Representation in medicine matters. There is ample evidence that suggests that patient outcomes are improved when there is shared life experiences or concordant racial/ethnic backgrounds between patient and physician. I will continue to work tirelessly to mentor, cultivate, and inspire our next generation of underrepresented minority students to pursue careers in medicine because patients’ lives depend on it. Onward and Upward.
What inspires you to keep doing the work you do?

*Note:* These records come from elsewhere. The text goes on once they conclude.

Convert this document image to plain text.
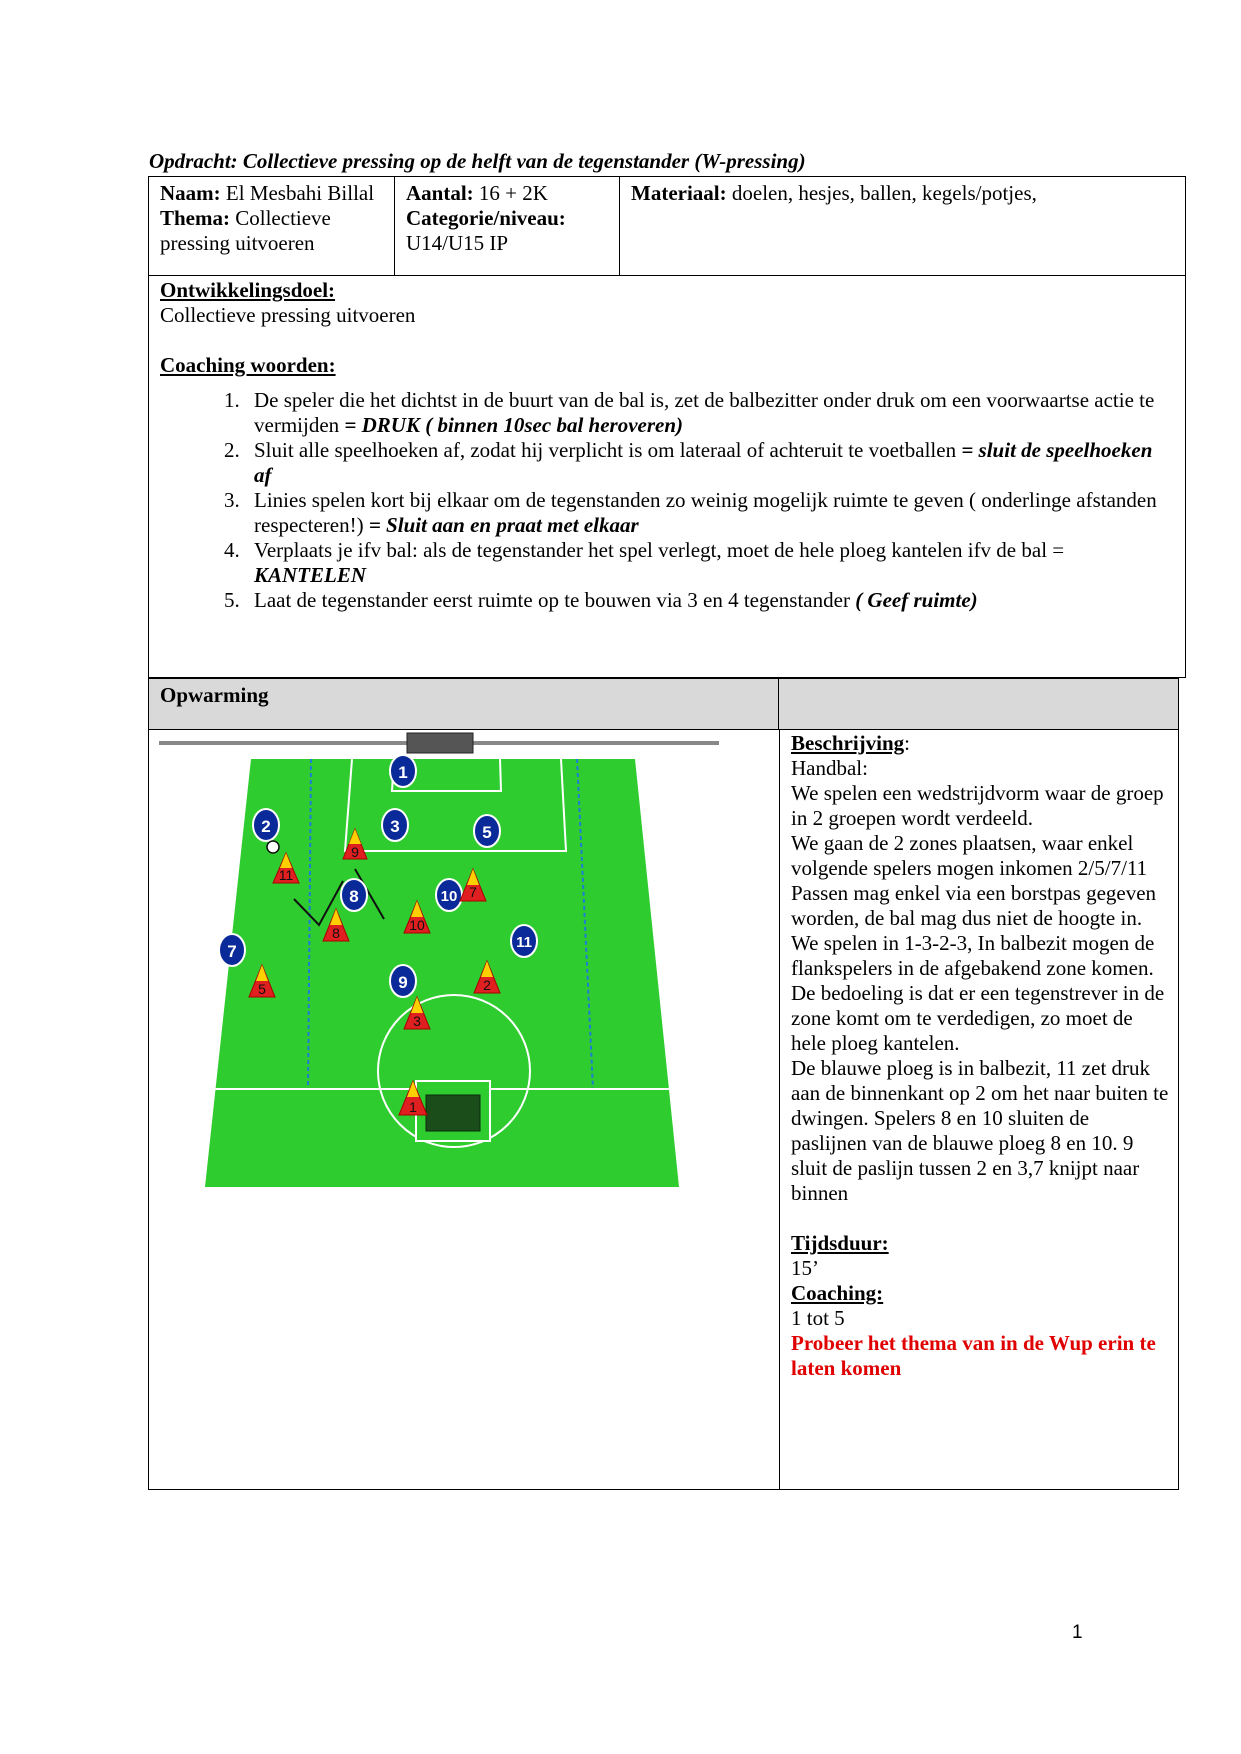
Opdracht: Collectieve pressing op de helft van de tegenstander (W-pressing)

Naam: El Mesbahi Billal

Thema: Collectieve pressing uitvoeren

Aantal: 16 + 2K

Categorie/niveau:

U14/U15 IP

Materiaal: doelen, hesjes, ballen, kegels/potjes,

Ontwikkelingsdoel:

Collectieve pressing uitvoeren

Coaching woorden:

1. De speler die het dichtst in de buurt van de bal is, zet de balbezitter onder druk om een voorwaartse actie te vermijden = DRUK ( binnen 10sec bal heroveren)
2. Sluit alle speelhoeken af, zodat hij verplicht is om lateraal of achteruit te voetballen = sluit de speelhoeken af
3. Linies spelen kort bij elkaar om de tegenstanden zo weinig mogelijk ruimte te geven ( onderlinge afstanden respecteren!) = Sluit aan en praat met elkaar
4. Verplaats je ifv bal: als de tegenstander het spel verlegt, moet de hele ploeg kantelen ifv de bal = KANTELEN
5. Laat de tegenstander eerst ruimte op te bouwen via 3 en 4 tegenstander ( Geef ruimte)
Opwarming
1
2	3	5
8	10
7	11
9
9
11
8	10
7
5
3
2
1

Beschrijving:

Handbal:

We spelen een wedstrijdvorm waar de groep in 2 groepen wordt verdeeld.

We gaan de 2 zones plaatsen, waar enkel volgende spelers mogen inkomen 2/5/7/11

Passen mag enkel via een borstpas gegeven worden, de bal mag dus niet de hoogte in.

We spelen in 1-3-2-3, In balbezit mogen de flankspelers in de afgebakend zone komen. De bedoeling is dat er een tegenstrever in de zone komt om te verdedigen, zo moet de hele ploeg kantelen.

De blauwe ploeg is in balbezit, 11 zet druk aan de binnenkant op 2 om het naar buiten te dwingen. Spelers 8 en 10 sluiten de paslijnen van de blauwe ploeg 8 en 10. 9 sluit de paslijn tussen 2 en 3,7 knijpt naar binnen

Tijdsduur:

15’

Coaching:

1 tot 5

Probeer het thema van in de Wup erin te laten komen

1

This quote from Dr. Martin Luther King Jr, inspires me to keep moving forward:
“Of all the forms of inequality, injustice in healthcare is the most shocking and inhumane.” – Dr. Martin Luther King Jr., 1966
I am the granddaughter of a civil rights attorney, and the great granddaughter of one of the first African- American males to graduate from Northwestern University School of Law in 1911; issues around social injustice, racial injustice and equity run deep in my veins. I honor their legacy by using medicine as my conduit to impact as outlined in a piece Fulfilling a Legacy: Medicine as My Conduit for Seeking Justice I wrote for Momentum. I am committed to helping lead diversity and inclusion initiatives in my community and workplace. To that end, in July 2020, I became the inaugural Vice Chair of Justice, Equity, Diversity, and Inclusion for the Department of Anesthesiology at Atrium Health Wake Forest Baptist. In this role I help lead efforts in community engagement; bias and disparities education; pathway building/recruitment & retention of a diverse workforce; and healthcare disparities research.
Amber K. Brooks, MD, is Associate Professor of Anesthesiology at Wake Forest School of Medicine in Winston-Salem, NC. She currently serves on ASA’s Committee on Professional Diversity and Educational Track Subcommittee on Pain Medicine.